Lo mismo nos pasa si pensamos en algo como si fuera “Para siempre”. El para siempre no existe, el todo tampoco. Si quieres ver el todo debes sumar las partes, y ni siquiera eso es suficiente, ya que, según la teoría del conjunto, el todo es más que la suma de las partes.
Digamos entonces que el todo no es una cuestión vivencial, sino una operación matemática.
Cuando hablamos de todo el cuerpo nos referimos a un conjunto de órganos, de músculos y de articulaciones que unen las piezas.
Las pobres marionetas nos demuestran su ausencia de unidad, cuando el titiritero deja de mover los hilos y las abandona desarticuladas dentro de su valija.
Nosotros somos nuestros propios titiriteros, porque cada día a través de la voluntad o el deseo, le damos movimiento a nuestra vida.
Esa es nuestra verdadera libertad; la libertad de movimientos, externos e internos.
Cuando nacemos, aprovechando que llegamos al mundo con el cerebro espaciado, nuestros padres, abuelos, maestros y otros seres cercanos, creen que adentro de nuestro cráneo hay una pizarra en la que pueden escribir o dibujar lo que a ellos se les ocurre o les parece correcto.
Come, bebe, duerme, camina, dale un beso a la tía, di gracias al tío. Y como somos niños no somos libres. No podemos caminar solos, ni alimentarnos, ni atarnos los cordones.

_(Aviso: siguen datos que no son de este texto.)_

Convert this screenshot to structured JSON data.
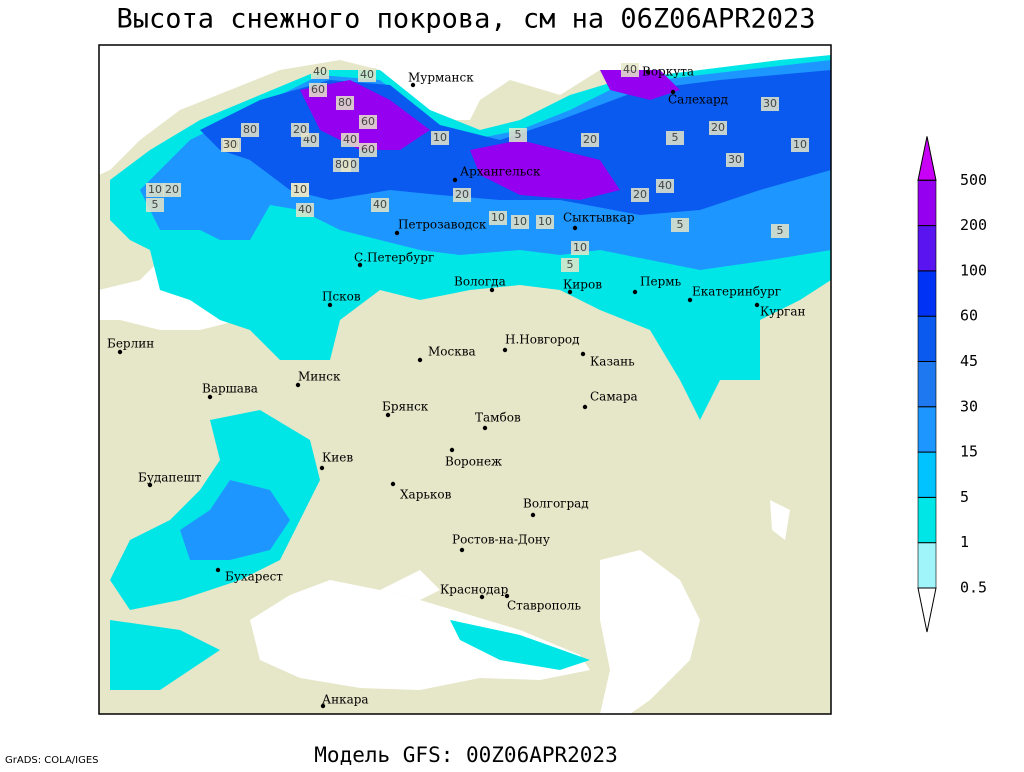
{
  "header": {
    "title": "Высота снежного покрова, см на 06Z06APR2023"
  },
  "footer": {
    "model": "Модель GFS: 00Z06APR2023",
    "credit": "GrADS: COLA/IGES"
  },
  "colorbar": {
    "levels": [
      0.5,
      1,
      5,
      15,
      30,
      45,
      60,
      100,
      200,
      500
    ],
    "colors": [
      "#ffffff",
      "#9ff5fa",
      "#00e6e6",
      "#00c3ff",
      "#1e96ff",
      "#1e78f0",
      "#0a5af0",
      "#0032f5",
      "#5a14f0",
      "#9600f0",
      "#c800f5"
    ]
  },
  "cities": [
    "Мурманск",
    "Воркута",
    "Салехард",
    "Архангельск",
    "Петрозаводск",
    "Сыктывкар",
    "С.Петербург",
    "Вологда",
    "Киров",
    "Пермь",
    "Екатеринбург",
    "Курган",
    "Псков",
    "Берлин",
    "Москва",
    "Н.Новгород",
    "Казань",
    "Варшава",
    "Минск",
    "Самара",
    "Брянск",
    "Тамбов",
    "Киев",
    "Воронеж",
    "Будапешт",
    "Харьков",
    "Волгоград",
    "Ростов-на-Дону",
    "Бухарест",
    "Краснодар",
    "Ставрополь",
    "Анкара"
  ],
  "contour_labels": [
    40,
    60,
    40,
    80,
    60,
    40,
    40,
    30,
    60,
    80,
    80,
    40,
    20,
    20,
    10,
    40,
    30,
    40,
    10,
    20,
    5,
    10,
    20,
    10,
    5,
    5,
    10,
    20,
    10,
    5,
    5,
    10,
    20,
    30,
    10,
    40,
    20,
    5,
    40,
    30
  ]
}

Las luces y sombras confunden nuestra mirada y la distancia de un metro nos parece un kilómetro.
No tenemos opción, por lo tanto, obedecemos.
Así día a día el ejército usurpador va creciendo y atrincherándose en los recovecos de nuestros lóbulos mentales, germinando soldaditos en nuestras neuronas, y confundiendo nuestras ideas.

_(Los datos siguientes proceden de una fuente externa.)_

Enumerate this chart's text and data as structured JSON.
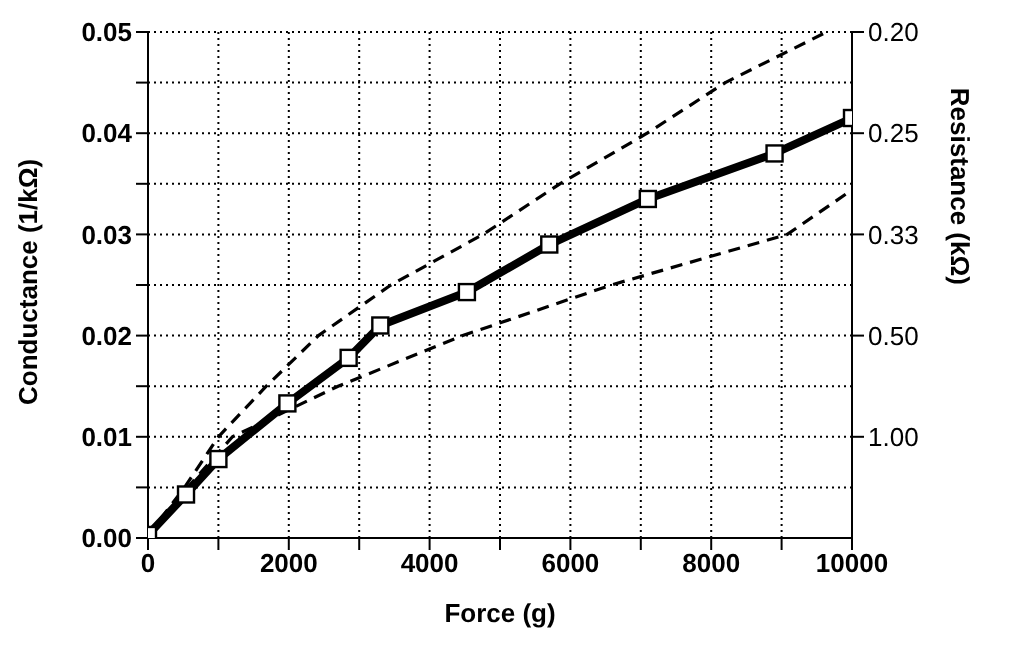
{
  "chart_data": {
    "type": "line",
    "xlabel": "Force (g)",
    "ylabel": "Conductance (1/kΩ)",
    "y2label": "Resistance (kΩ)",
    "xlim": [
      0,
      10000
    ],
    "xticks": [
      0,
      {
        "value": 1000,
        "label": null
      },
      2000,
      {
        "value": 3000,
        "label": null
      },
      4000,
      {
        "value": 5000,
        "label": null
      },
      6000,
      {
        "value": 7000,
        "label": null
      },
      8000,
      {
        "value": 9000,
        "label": null
      },
      10000
    ],
    "ylim": [
      0,
      0.05
    ],
    "yticks": [
      {
        "value": 0,
        "label": "0.00"
      },
      {
        "value": 0.005,
        "label": null
      },
      0.01,
      {
        "value": 0.015,
        "label": null
      },
      0.02,
      {
        "value": 0.025,
        "label": null
      },
      0.03,
      {
        "value": 0.035,
        "label": null
      },
      0.04,
      {
        "value": 0.045,
        "label": null
      },
      0.05
    ],
    "annotations": [
      "1.00",
      "0.50",
      "0.33",
      "0.25",
      "0.20"
    ],
    "grid": true,
    "series": [
      {
        "color": "#000000",
        "marker": "square",
        "line_style": "solid",
        "x": [
          0,
          540,
          1000,
          1980,
          2850,
          3300,
          4530,
          5700,
          7100,
          8900,
          10000
        ],
        "values": [
          0.0003,
          0.0043,
          0.0078,
          0.0133,
          0.0178,
          0.021,
          0.0243,
          0.029,
          0.0335,
          0.038,
          0.0415
        ]
      },
      {
        "color": "#000000",
        "marker": "none",
        "line_style": "dashed",
        "x": [
          0,
          500,
          1000,
          1680,
          2420,
          3450,
          4760,
          5850,
          7090,
          8200,
          9640
        ],
        "values": [
          0.0003,
          0.0048,
          0.01,
          0.015,
          0.02,
          0.025,
          0.03,
          0.035,
          0.04,
          0.045,
          0.05
        ]
      },
      {
        "color": "#000000",
        "marker": "none",
        "line_style": "dashed",
        "x": [
          0,
          500,
          1200,
          2700,
          4470,
          6580,
          9080,
          10000
        ],
        "values": [
          0.0003,
          0.0045,
          0.01,
          0.015,
          0.02,
          0.025,
          0.03,
          0.0344
        ]
      }
    ]
  }
}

Cuando llegamos a la adultez, en cada sinapsis neuronal entran y salen químicos y también semillas ortodoxas que se reproducen para continuar reforzando la falsa información que nos dieron al nacer.
Cuando esa información equivocada (y muchas veces malvada) nos desborda, entramos en pánico. Volvemos a sentirnos indefensos como cuando éramos niños y no podíamos alcanzar el tarro de galletas, o la mancha de humedad en el techo se transformaba en un monstruo de mil cabezas.

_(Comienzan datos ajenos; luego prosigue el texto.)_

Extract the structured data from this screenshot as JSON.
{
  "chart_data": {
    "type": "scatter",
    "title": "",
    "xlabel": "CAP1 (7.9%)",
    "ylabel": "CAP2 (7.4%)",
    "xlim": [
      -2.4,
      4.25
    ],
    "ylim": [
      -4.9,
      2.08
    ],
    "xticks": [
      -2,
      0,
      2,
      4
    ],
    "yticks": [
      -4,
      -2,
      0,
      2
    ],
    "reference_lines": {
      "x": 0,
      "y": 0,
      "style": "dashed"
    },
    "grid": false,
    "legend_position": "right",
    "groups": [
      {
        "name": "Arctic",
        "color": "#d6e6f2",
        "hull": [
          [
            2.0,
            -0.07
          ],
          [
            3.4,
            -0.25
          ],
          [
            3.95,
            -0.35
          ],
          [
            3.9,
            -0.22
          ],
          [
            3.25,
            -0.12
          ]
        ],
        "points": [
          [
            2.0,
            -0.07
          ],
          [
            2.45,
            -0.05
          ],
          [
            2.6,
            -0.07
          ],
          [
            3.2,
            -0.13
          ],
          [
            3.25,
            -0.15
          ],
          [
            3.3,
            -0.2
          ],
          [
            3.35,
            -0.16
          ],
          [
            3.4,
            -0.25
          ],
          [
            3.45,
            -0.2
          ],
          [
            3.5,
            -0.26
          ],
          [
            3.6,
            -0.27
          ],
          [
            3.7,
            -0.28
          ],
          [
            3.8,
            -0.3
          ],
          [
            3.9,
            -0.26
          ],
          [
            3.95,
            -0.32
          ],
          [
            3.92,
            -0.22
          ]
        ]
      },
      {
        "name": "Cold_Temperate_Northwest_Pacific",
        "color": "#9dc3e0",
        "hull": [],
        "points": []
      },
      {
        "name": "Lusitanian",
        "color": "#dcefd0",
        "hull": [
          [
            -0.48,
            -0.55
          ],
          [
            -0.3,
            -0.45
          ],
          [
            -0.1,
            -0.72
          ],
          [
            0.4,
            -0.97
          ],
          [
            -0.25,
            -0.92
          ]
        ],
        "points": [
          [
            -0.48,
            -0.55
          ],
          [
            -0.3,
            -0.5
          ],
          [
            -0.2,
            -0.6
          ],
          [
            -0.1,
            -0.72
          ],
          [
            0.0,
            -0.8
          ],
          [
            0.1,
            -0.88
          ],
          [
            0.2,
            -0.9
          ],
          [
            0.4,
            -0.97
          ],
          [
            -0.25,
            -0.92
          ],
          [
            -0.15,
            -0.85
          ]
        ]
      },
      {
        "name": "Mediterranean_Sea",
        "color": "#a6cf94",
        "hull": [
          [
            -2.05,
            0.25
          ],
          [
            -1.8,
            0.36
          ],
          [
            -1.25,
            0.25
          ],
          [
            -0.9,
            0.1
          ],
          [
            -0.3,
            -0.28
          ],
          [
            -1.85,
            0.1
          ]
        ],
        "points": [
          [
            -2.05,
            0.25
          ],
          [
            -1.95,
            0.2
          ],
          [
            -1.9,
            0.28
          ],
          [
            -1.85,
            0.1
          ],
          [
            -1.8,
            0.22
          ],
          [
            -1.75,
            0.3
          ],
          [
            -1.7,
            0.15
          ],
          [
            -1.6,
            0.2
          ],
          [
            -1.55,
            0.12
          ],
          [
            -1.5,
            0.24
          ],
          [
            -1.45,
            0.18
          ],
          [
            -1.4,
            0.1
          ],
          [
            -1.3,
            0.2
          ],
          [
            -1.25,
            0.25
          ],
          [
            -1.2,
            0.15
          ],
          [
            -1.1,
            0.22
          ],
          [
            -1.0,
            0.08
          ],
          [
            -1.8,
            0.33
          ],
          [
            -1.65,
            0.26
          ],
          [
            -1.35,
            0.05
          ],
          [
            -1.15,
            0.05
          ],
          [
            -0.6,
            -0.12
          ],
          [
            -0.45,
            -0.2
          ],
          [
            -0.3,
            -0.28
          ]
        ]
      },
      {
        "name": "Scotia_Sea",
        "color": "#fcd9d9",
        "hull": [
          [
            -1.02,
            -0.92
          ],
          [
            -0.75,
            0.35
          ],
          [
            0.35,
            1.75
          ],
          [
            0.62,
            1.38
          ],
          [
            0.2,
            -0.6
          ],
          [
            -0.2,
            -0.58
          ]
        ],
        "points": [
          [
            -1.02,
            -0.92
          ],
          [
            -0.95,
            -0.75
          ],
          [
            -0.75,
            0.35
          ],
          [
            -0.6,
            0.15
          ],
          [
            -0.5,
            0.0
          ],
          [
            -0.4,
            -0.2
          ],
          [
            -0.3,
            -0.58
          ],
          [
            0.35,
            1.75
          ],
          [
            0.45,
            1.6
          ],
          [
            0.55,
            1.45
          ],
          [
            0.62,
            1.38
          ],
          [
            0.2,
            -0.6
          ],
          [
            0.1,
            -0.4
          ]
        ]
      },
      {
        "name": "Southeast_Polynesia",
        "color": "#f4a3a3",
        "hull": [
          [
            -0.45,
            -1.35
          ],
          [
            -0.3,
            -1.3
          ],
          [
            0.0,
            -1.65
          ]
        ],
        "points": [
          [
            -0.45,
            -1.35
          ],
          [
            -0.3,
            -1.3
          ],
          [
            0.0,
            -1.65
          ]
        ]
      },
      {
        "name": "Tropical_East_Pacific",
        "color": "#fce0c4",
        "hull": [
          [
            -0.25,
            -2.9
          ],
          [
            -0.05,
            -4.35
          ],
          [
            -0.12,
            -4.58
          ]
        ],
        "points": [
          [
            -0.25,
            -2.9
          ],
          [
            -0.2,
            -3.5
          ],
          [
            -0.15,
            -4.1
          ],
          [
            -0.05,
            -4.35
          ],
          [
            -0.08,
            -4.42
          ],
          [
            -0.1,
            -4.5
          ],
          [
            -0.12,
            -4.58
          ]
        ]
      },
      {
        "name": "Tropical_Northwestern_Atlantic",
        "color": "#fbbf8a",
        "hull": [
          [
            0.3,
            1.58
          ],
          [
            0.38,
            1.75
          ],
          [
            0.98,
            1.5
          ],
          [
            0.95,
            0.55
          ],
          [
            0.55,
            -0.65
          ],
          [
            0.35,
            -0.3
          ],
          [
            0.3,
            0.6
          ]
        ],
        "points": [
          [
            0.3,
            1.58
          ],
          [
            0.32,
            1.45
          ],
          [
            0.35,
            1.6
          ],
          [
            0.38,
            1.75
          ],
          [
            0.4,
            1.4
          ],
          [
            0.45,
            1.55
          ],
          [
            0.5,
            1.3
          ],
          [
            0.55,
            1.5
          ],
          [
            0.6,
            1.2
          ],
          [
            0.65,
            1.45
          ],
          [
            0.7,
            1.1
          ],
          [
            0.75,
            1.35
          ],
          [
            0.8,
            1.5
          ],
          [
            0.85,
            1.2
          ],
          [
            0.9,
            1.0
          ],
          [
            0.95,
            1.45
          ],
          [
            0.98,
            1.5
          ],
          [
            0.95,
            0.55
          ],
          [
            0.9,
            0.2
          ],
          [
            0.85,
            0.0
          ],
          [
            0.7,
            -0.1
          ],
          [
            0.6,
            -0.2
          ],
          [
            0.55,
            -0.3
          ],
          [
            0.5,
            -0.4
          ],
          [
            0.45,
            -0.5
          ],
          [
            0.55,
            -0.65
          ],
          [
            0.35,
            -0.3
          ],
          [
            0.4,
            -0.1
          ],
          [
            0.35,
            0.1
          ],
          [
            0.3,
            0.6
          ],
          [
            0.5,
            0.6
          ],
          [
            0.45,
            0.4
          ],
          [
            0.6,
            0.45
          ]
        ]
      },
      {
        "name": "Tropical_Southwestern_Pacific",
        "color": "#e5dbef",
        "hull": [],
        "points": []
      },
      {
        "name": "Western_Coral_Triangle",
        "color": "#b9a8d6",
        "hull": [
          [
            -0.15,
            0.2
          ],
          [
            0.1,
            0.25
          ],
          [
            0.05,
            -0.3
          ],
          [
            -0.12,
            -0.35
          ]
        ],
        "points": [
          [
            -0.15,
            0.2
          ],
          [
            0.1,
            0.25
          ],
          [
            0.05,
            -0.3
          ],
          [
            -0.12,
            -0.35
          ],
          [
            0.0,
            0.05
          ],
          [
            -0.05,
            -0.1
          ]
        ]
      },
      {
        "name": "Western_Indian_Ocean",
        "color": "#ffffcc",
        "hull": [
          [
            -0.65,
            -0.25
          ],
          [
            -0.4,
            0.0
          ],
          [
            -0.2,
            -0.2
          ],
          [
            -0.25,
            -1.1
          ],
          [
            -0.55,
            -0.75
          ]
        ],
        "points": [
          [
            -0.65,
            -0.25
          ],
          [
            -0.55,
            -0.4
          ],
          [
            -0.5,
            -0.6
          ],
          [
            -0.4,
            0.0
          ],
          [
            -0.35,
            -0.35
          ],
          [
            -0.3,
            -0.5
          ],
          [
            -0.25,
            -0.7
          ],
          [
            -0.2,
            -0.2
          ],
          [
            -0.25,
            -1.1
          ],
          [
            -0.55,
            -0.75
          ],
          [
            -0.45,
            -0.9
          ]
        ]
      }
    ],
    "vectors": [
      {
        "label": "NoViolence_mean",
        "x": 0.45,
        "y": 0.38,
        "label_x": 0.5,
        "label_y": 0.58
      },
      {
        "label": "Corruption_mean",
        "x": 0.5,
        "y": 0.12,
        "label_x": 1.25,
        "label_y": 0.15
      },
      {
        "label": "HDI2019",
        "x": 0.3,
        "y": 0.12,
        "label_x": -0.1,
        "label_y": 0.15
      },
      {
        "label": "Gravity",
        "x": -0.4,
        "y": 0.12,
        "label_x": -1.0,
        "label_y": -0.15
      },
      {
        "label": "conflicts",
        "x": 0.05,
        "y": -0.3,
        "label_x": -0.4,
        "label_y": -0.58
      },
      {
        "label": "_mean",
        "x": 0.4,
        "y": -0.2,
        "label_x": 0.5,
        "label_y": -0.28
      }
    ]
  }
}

Nuestra mente trata de luchar contra los miedos, pero los soldados enemigos nos ganan la batalla. Entonces retrocedemos para escondernos bajo la mesa, o nos acurrucamos en un rincón con el pulgar en la boca, regresando a la infancia.
Pero si logramos tomar conciencia de lo sucedido, cuando veamos una mancha en la pared llamaremos a un plomero para que encuentre la pérdida de agua, y si el tarro de galletas está muy alto nos subiremos a una silla para alcanzarlo.
Es verdad que resulta difícil luchar con ese ejército que nos domina el pensamiento, pero tiene una respuesta sencilla: nuestros ojos miran hacia afuera, y como no podemos mirar hacia adentro, la oscuridad nos asusta.
Yo te pregunto, si los ciegos aprenden a caminar sin ver, ¿porque nosotros no habilitamos otros sensores para destruir a nuestro enemigo oculto? Tenemos que aprender a observar hacia adentro con una luz inventada. Un invento es una creación nueva, sin precedentes. Inventemos entonces una lamparilla tan pequeña que nos permita iluminar los laberintos y encontrar el semillero de comandos destructores. Y una vez que los visualicemos, aplastémoslos con nuestro dedo pulgar. El mismo dedito poderoso que calmaba nuestra angustia en la niñez.